JEPA-family world models use a static predictor whose weights do not adapt when test-time dynamics diverge from training. We compare two mechanisms for incorporating accumulated experience into a JEPA predictor under distribution shift: operand-side injection, where a compressed experience representation is added as a residual to the predictor's hidden state (EI-JEPA), and operator-side modulation, where the same representation generates low-rank weight deltas via LoRA applied to the predictor's weights (EPM-JEPA). On a pre-registered comparison (Moving MNIST, gravity shift), EPM-JEPA (D_shift^{n=50} = 0.7848 +/- 0.0078, three seeds) differs from EI-JEPA (0.8238) by delta = 4.74% - Outcome C: a null result - by our stated criterion, a valid outcome. As a secondary, non-pre-registered observation, EPM-JEPA improves 1.90% over a no-memory baseline (0.8000), consistently across seeds, while EI-JEPA underperforms the baseline, indicating the benefit is specific to weight-level modulation.
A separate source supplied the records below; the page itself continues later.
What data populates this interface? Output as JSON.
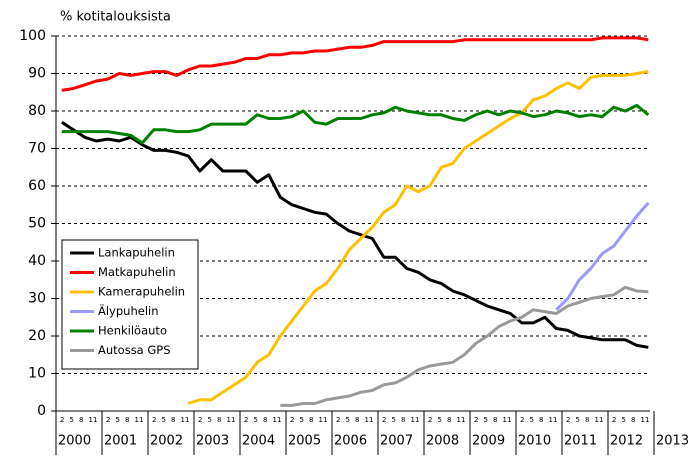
{
  "chart_data": {
    "type": "line",
    "y_label": "% kotitalouksista",
    "x": [
      2000.125,
      2000.375,
      2000.625,
      2000.875,
      2001.125,
      2001.375,
      2001.625,
      2001.875,
      2002.125,
      2002.375,
      2002.625,
      2002.875,
      2003.125,
      2003.375,
      2003.625,
      2003.875,
      2004.125,
      2004.375,
      2004.625,
      2004.875,
      2005.125,
      2005.375,
      2005.625,
      2005.875,
      2006.125,
      2006.375,
      2006.625,
      2006.875,
      2007.125,
      2007.375,
      2007.625,
      2007.875,
      2008.125,
      2008.375,
      2008.625,
      2008.875,
      2009.125,
      2009.375,
      2009.625,
      2009.875,
      2010.125,
      2010.375,
      2010.625,
      2010.875,
      2011.125,
      2011.375,
      2011.625,
      2011.875,
      2012.125,
      2012.375,
      2012.625,
      2012.875
    ],
    "month_labels": [
      2,
      5,
      8,
      11
    ],
    "xlim": [
      2000,
      2013
    ],
    "xticks": [
      2000,
      2001,
      2002,
      2003,
      2004,
      2005,
      2006,
      2007,
      2008,
      2009,
      2010,
      2011,
      2012,
      2013
    ],
    "ylim": [
      0,
      100
    ],
    "yticks": [
      0,
      10,
      20,
      30,
      40,
      50,
      60,
      70,
      80,
      90,
      100
    ],
    "grid": true,
    "legend": "lower left",
    "series": [
      {
        "name": "Lankapuhelin",
        "color": "#000000",
        "values": [
          77,
          75,
          73,
          72,
          72.5,
          72,
          73,
          71,
          69.5,
          69.5,
          69,
          68,
          64,
          67,
          64,
          64,
          64,
          61,
          63,
          57,
          55,
          54,
          53,
          52.5,
          50,
          48,
          47,
          46,
          41,
          41,
          38,
          37,
          35,
          34,
          32,
          31,
          29.5,
          28,
          27,
          26,
          23.5,
          23.5,
          25,
          22,
          21.5,
          20,
          19.5,
          19,
          19,
          19,
          17.5,
          17
        ]
      },
      {
        "name": "Matkapuhelin",
        "color": "#ff0000",
        "values": [
          85.5,
          86,
          87,
          88,
          88.5,
          90,
          89.5,
          90,
          90.5,
          90.5,
          89.5,
          91,
          92,
          92,
          92.5,
          93,
          94,
          94,
          95,
          95,
          95.5,
          95.5,
          96,
          96,
          96.5,
          97,
          97,
          97.5,
          98.5,
          98.5,
          98.5,
          98.5,
          98.5,
          98.5,
          98.5,
          99,
          99,
          99,
          99,
          99,
          99,
          99,
          99,
          99,
          99,
          99,
          99,
          99.5,
          99.5,
          99.5,
          99.5,
          99
        ]
      },
      {
        "name": "Kamerapuhelin",
        "color": "#ffc000",
        "values": [
          null,
          null,
          null,
          null,
          null,
          null,
          null,
          null,
          null,
          null,
          null,
          2,
          3,
          3,
          5,
          7,
          9,
          13,
          15,
          20,
          24,
          28,
          32,
          34,
          38,
          43,
          46,
          49,
          53,
          55,
          60,
          58.5,
          60,
          65,
          66,
          70,
          72,
          74,
          76,
          78,
          79.5,
          83,
          84,
          86,
          87.5,
          86,
          89,
          89.5,
          89.5,
          89.5,
          90,
          90.5
        ]
      },
      {
        "name": "Älypuhelin",
        "color": "#9999ff",
        "values": [
          null,
          null,
          null,
          null,
          null,
          null,
          null,
          null,
          null,
          null,
          null,
          null,
          null,
          null,
          null,
          null,
          null,
          null,
          null,
          null,
          null,
          null,
          null,
          null,
          null,
          null,
          null,
          null,
          null,
          null,
          null,
          null,
          null,
          null,
          null,
          null,
          null,
          null,
          null,
          null,
          null,
          null,
          null,
          27,
          30,
          35,
          38,
          42,
          44,
          48,
          52,
          55.5
        ]
      },
      {
        "name": "Henkilöauto",
        "color": "#008000",
        "values": [
          74.5,
          74.5,
          74.5,
          74.5,
          74.5,
          74,
          73.5,
          71.5,
          75,
          75,
          74.5,
          74.5,
          75,
          76.5,
          76.5,
          76.5,
          76.5,
          79,
          78,
          78,
          78.5,
          80,
          77,
          76.5,
          78,
          78,
          78,
          79,
          79.5,
          81,
          80,
          79.5,
          79,
          79,
          78,
          77.5,
          79,
          80,
          79,
          80,
          79.5,
          78.5,
          79,
          80,
          79.5,
          78.5,
          79,
          78.5,
          81,
          80,
          81.5,
          79
        ]
      },
      {
        "name": "Autossa GPS",
        "color": "#999999",
        "values": [
          null,
          null,
          null,
          null,
          null,
          null,
          null,
          null,
          null,
          null,
          null,
          null,
          null,
          null,
          null,
          null,
          null,
          null,
          null,
          1.5,
          1.5,
          2,
          2,
          3,
          3.5,
          4,
          5,
          5.5,
          7,
          7.5,
          9,
          11,
          12,
          12.5,
          13,
          15,
          18,
          20,
          22.5,
          24,
          25,
          27,
          26.5,
          26,
          28,
          29,
          30,
          30.5,
          31,
          33,
          32,
          31.8
        ]
      }
    ]
  }
}
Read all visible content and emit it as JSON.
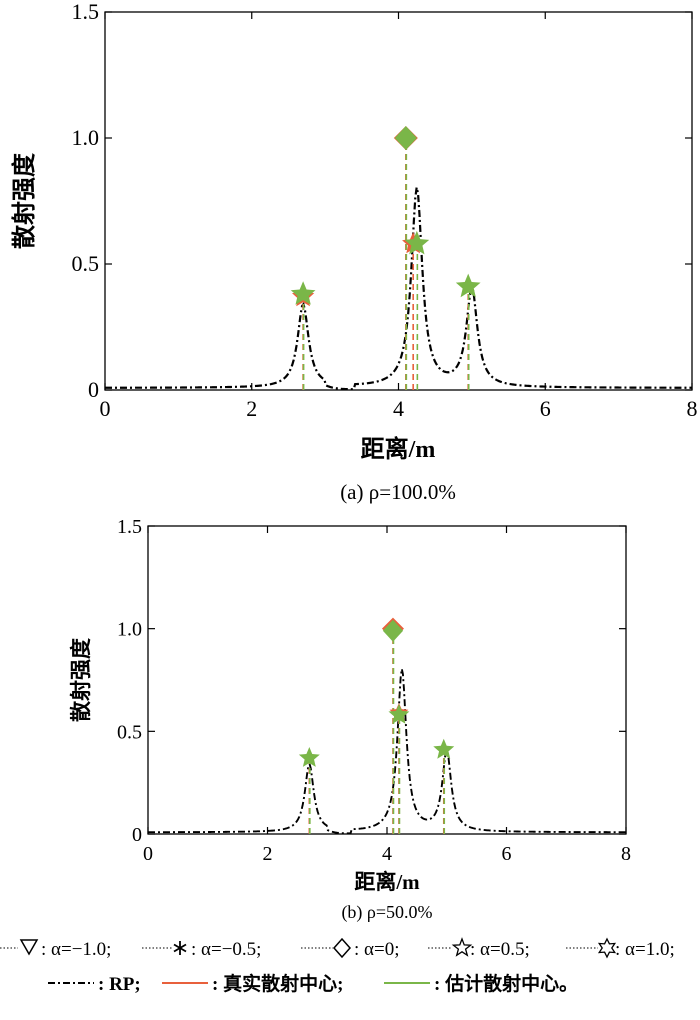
{
  "chart_data": [
    {
      "type": "line",
      "caption": "(a) ρ=100.0%",
      "xlabel": "距离/m",
      "ylabel": "散射强度",
      "xlim": [
        0,
        8
      ],
      "ylim": [
        0,
        1.5
      ],
      "xticks": [
        "0",
        "2",
        "4",
        "6",
        "8"
      ],
      "yticks": [
        "0",
        "0.5",
        "1.0",
        "1.5"
      ],
      "grid": false,
      "series": [
        {
          "name": "RP",
          "style": "dash-dot",
          "color": "#000000",
          "peaks": [
            {
              "x": 2.7,
              "y": 0.33
            },
            {
              "x": 4.25,
              "y": 0.79
            },
            {
              "x": 5.0,
              "y": 0.39
            }
          ]
        },
        {
          "name": "真实散射中心",
          "color": "#e8603c",
          "points": [
            {
              "x": 2.7,
              "y": 0.37
            },
            {
              "x": 4.1,
              "y": 1.0
            },
            {
              "x": 4.2,
              "y": 0.58
            },
            {
              "x": 4.95,
              "y": 0.41
            }
          ]
        },
        {
          "name": "估计散射中心",
          "color": "#7ab648",
          "points": [
            {
              "x": 2.7,
              "y": 0.38,
              "marker": "star"
            },
            {
              "x": 4.1,
              "y": 1.0,
              "marker": "diamond"
            },
            {
              "x": 4.25,
              "y": 0.58,
              "marker": "star"
            },
            {
              "x": 4.95,
              "y": 0.41,
              "marker": "star"
            }
          ]
        }
      ]
    },
    {
      "type": "line",
      "caption": "(b) ρ=50.0%",
      "xlabel": "距离/m",
      "ylabel": "散射强度",
      "xlim": [
        0,
        8
      ],
      "ylim": [
        0,
        1.5
      ],
      "xticks": [
        "0",
        "2",
        "4",
        "6",
        "8"
      ],
      "yticks": [
        "0",
        "0.5",
        "1.0",
        "1.5"
      ],
      "grid": false,
      "series": [
        {
          "name": "RP",
          "style": "dash-dot",
          "color": "#000000",
          "peaks": [
            {
              "x": 2.7,
              "y": 0.33
            },
            {
              "x": 4.25,
              "y": 0.79
            },
            {
              "x": 5.0,
              "y": 0.39
            }
          ]
        },
        {
          "name": "真实散射中心",
          "color": "#e8603c",
          "points": [
            {
              "x": 2.7,
              "y": 0.37
            },
            {
              "x": 4.1,
              "y": 1.0
            },
            {
              "x": 4.2,
              "y": 0.59
            },
            {
              "x": 4.95,
              "y": 0.41
            }
          ]
        },
        {
          "name": "估计散射中心",
          "color": "#7ab648",
          "points": [
            {
              "x": 2.7,
              "y": 0.37,
              "marker": "star"
            },
            {
              "x": 4.1,
              "y": 0.99,
              "marker": "diamond"
            },
            {
              "x": 4.2,
              "y": 0.58,
              "marker": "star"
            },
            {
              "x": 4.95,
              "y": 0.41,
              "marker": "star"
            }
          ]
        }
      ]
    }
  ],
  "legend": {
    "row1": [
      {
        "marker": "triangle-down-icon",
        "label": ": α=−1.0;"
      },
      {
        "marker": "asterisk-icon",
        "label": ": α=−0.5;"
      },
      {
        "marker": "diamond-icon",
        "label": ": α=0;"
      },
      {
        "marker": "star5-icon",
        "label": ": α=0.5;"
      },
      {
        "marker": "star6-icon",
        "label": ": α=1.0;"
      }
    ],
    "row2": [
      {
        "marker": "dash-dot-line",
        "label": ": RP;"
      },
      {
        "marker": "red-line",
        "label": ": 真实散射中心;"
      },
      {
        "marker": "green-line",
        "label": ": 估计散射中心。"
      }
    ]
  }
}
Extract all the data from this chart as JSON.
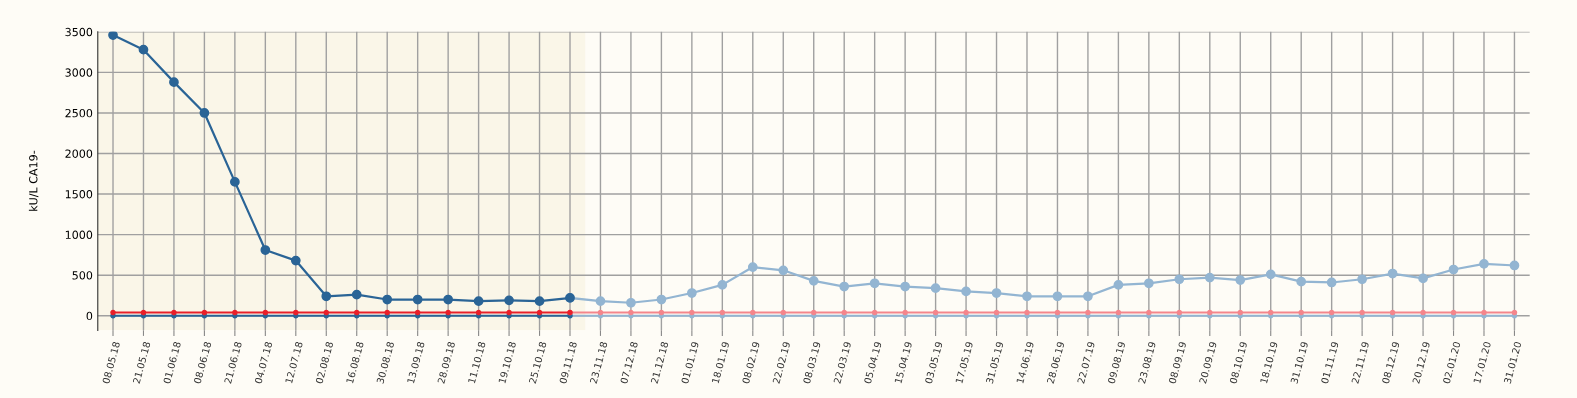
{
  "chart_data": {
    "type": "line",
    "ylabel": "kU/L CA19-",
    "categories": [
      "08.05.18",
      "21.05.18",
      "01.06.18",
      "08.06.18",
      "21.06.18",
      "04.07.18",
      "12.07.18",
      "02.08.18",
      "16.08.18",
      "30.08.18",
      "13.09.18",
      "28.09.18",
      "11.10.18",
      "19.10.18",
      "25.10.18",
      "09.11.18",
      "23.11.18",
      "07.12.18",
      "21.12.18",
      "01.01.19",
      "18.01.19",
      "08.02.19",
      "22.02.19",
      "08.03.19",
      "22.03.19",
      "05.04.19",
      "15.04.19",
      "03.05.19",
      "17.05.19",
      "31.05.19",
      "14.06.19",
      "28.06.19",
      "22.07.19",
      "09.08.19",
      "23.08.19",
      "08.09.19",
      "20.09.19",
      "08.10.19",
      "18.10.19",
      "31.10.19",
      "01.11.19",
      "22.11.19",
      "08.12.19",
      "20.12.19",
      "02.01.20",
      "17.01.20",
      "31.01.20"
    ],
    "series": [
      {
        "color": "#2a6496",
        "values": [
          3460,
          3280,
          2880,
          2500,
          1650,
          810,
          680,
          240,
          260,
          200,
          200,
          200,
          180,
          190,
          180,
          220,
          null,
          null,
          null,
          null,
          null,
          null,
          null,
          null,
          null,
          null,
          null,
          null,
          null,
          null,
          null,
          null,
          null,
          null,
          null,
          null,
          null,
          null,
          null,
          null,
          null,
          null,
          null,
          null,
          null,
          null,
          null
        ]
      },
      {
        "color": "#93b5d2",
        "values": [
          null,
          null,
          null,
          null,
          null,
          null,
          null,
          null,
          null,
          null,
          null,
          null,
          null,
          null,
          null,
          220,
          180,
          160,
          200,
          280,
          380,
          600,
          560,
          430,
          360,
          400,
          360,
          340,
          300,
          280,
          240,
          240,
          240,
          380,
          400,
          450,
          470,
          440,
          510,
          420,
          410,
          450,
          520,
          460,
          570,
          640,
          620
        ]
      },
      {
        "color": "#e8202a",
        "values": [
          40,
          40,
          40,
          40,
          40,
          40,
          40,
          40,
          40,
          40,
          40,
          40,
          40,
          40,
          40,
          40,
          null,
          null,
          null,
          null,
          null,
          null,
          null,
          null,
          null,
          null,
          null,
          null,
          null,
          null,
          null,
          null,
          null,
          null,
          null,
          null,
          null,
          null,
          null,
          null,
          null,
          null,
          null,
          null,
          null,
          null,
          null
        ]
      },
      {
        "color": "#f4868c",
        "values": [
          null,
          null,
          null,
          null,
          null,
          null,
          null,
          null,
          null,
          null,
          null,
          null,
          null,
          null,
          null,
          40,
          40,
          40,
          40,
          40,
          40,
          40,
          40,
          40,
          40,
          40,
          40,
          40,
          40,
          40,
          40,
          40,
          40,
          40,
          40,
          40,
          40,
          40,
          40,
          40,
          40,
          40,
          40,
          40,
          40,
          40,
          40
        ]
      },
      {
        "color": "#2a6496",
        "values": [
          0,
          0,
          0,
          0,
          0,
          0,
          0,
          0,
          0,
          0,
          0,
          0,
          0,
          0,
          0,
          0,
          null,
          null,
          null,
          null,
          null,
          null,
          null,
          null,
          null,
          null,
          null,
          null,
          null,
          null,
          null,
          null,
          null,
          null,
          null,
          null,
          null,
          null,
          null,
          null,
          null,
          null,
          null,
          null,
          null,
          null,
          null
        ]
      },
      {
        "color": "#93b5d2",
        "values": [
          null,
          null,
          null,
          null,
          null,
          null,
          null,
          null,
          null,
          null,
          null,
          null,
          null,
          null,
          null,
          0,
          0,
          0,
          0,
          0,
          0,
          0,
          0,
          0,
          0,
          0,
          0,
          0,
          0,
          0,
          0,
          0,
          0,
          0,
          0,
          0,
          0,
          0,
          0,
          0,
          0,
          0,
          0,
          0,
          0,
          0,
          0
        ]
      }
    ],
    "bands": [
      {
        "axis": "x",
        "from": "08.05.18",
        "to": "09.11.18",
        "color": "#faf6e8"
      }
    ],
    "ylim": [
      -180,
      3500
    ],
    "yticks": [
      0,
      500,
      1000,
      1500,
      2000,
      2500,
      3000,
      3500
    ],
    "grid": true,
    "marker": "circle",
    "line_style": "solid"
  }
}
Our primary contribution is a mechanism analysis: the D_shift^{n=50} trajectory reflects three independent dynamical processes - buffer cycling, EMA target drift, and an intrinsic LoRA settling transient of +0.021 - rather than convergence to equilibrium. These findings motivate PEM-JEPA, a physics-grounded successor addressing this dynamical-peak limitation.
翻译:[translated abstract in Chinese]
JEPA系列世界模型采用静态预测器,其权重在测试动态偏离训练分布时无法自适应调整。本研究比较了两种在分布偏移下将累积经验融入JEPA预测器的机制:操作数侧注入(Operand-side Injection),即将压缩经验表示作为残差添加到预测器隐藏状态(EI-JEPA);以及算子侧调制(Operator-side Modulation),即通过LoRA作用于预测器权重生成低秩权重增量(EPM-JEPA)。在预先注册的比较实验(移动MNIST、重力偏移)中,EPM-JEPA(偏移度量D_shift^{n=50}=0.7848±0.0078,三组随机种子)与EI-JEPA(0.8238)的差异为delta=4.74%——根据我们的判定标准,该结果属于类型C:零结果。作为二次非预注册观察,EPM-JEPA在无记忆基线模型(0.8000)上实现了1.90%的改进(各随机种子表现一致),而EI-JEPA表现低于基线,这表明性能提升源自权重量级调制方法。我们的主要贡献在于机制分析:D_shift^{n=50}轨迹反映三个独立动力学过程——缓冲循环、EMA目标漂移及内在LoRA稳定瞬态(+0.021),而非收敛至平衡态。这些发现推动了物理启发的后继模型PEM-JEPA的提出,旨在解决这种动力学峰值局限性。